ちなみに仏教が現在系の実践というのも、ゴール自体が説明できないことと関係しているとも思います。

 

ところで仏教では、非想非非想処の瞑想の上にさらに深い瞑想を発見しています。

 

それが涅槃の世界「滅尽定」です。
滅尽定に入ると、身体の素粒子レベルから一切の活動が停止してしまうといいます。
滅尽定に入るとダイヤモンドよりも固くなりカチカチになるといいます。

 

経典だったか経典の注記に、滅尽定に入ったお弟子さんのエピソードがあります。それは滅尽定に入ったところ、通りすがりの農夫がその姿を見つけて「こんなところに立派な石がある」と思い、丁度、薪を燃やすにピッタリだということで、あろうことか滅尽定に入っているお弟子さんの頭の上に薪を付けて火を燃やしたといいます。

 

数日後、農夫が戻ったところ、その石が動き出して、腰を抜かしたという話しが残っています。

 

滅尽定に入ると、一切が停止してしまうため、滅尽定にに入る前に「1週間後に禅定から出る」とセットしておかないといけないといいます。

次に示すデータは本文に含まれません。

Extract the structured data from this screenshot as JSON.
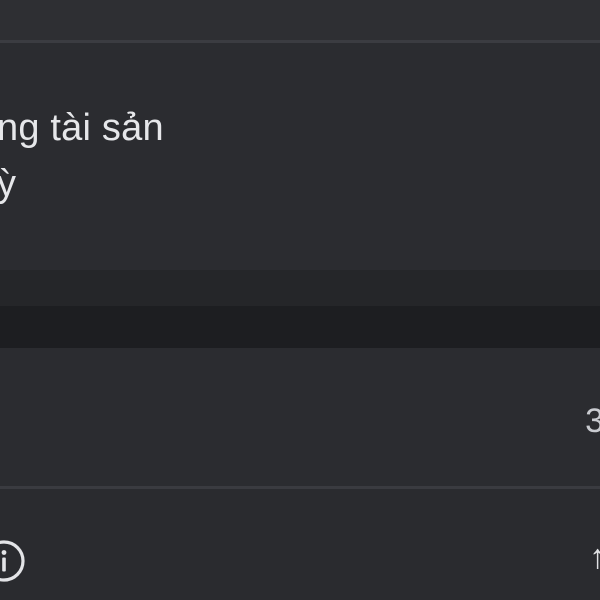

これは涅槃から戻ってこれなくなるか、停止した身体がダメージを受けるからでしょうか。

 

いずれにせよ滅尽定も凡人には理解の及ばない状態です。
無色界の非想非非想処すら理解し難い世界ですが、この世界は地獄から非想非非想処までの広大な世界になっているということですね。しかし涅槃はどこにあるのかどういう世界なのかは凡人には理解できないということなのでしょう。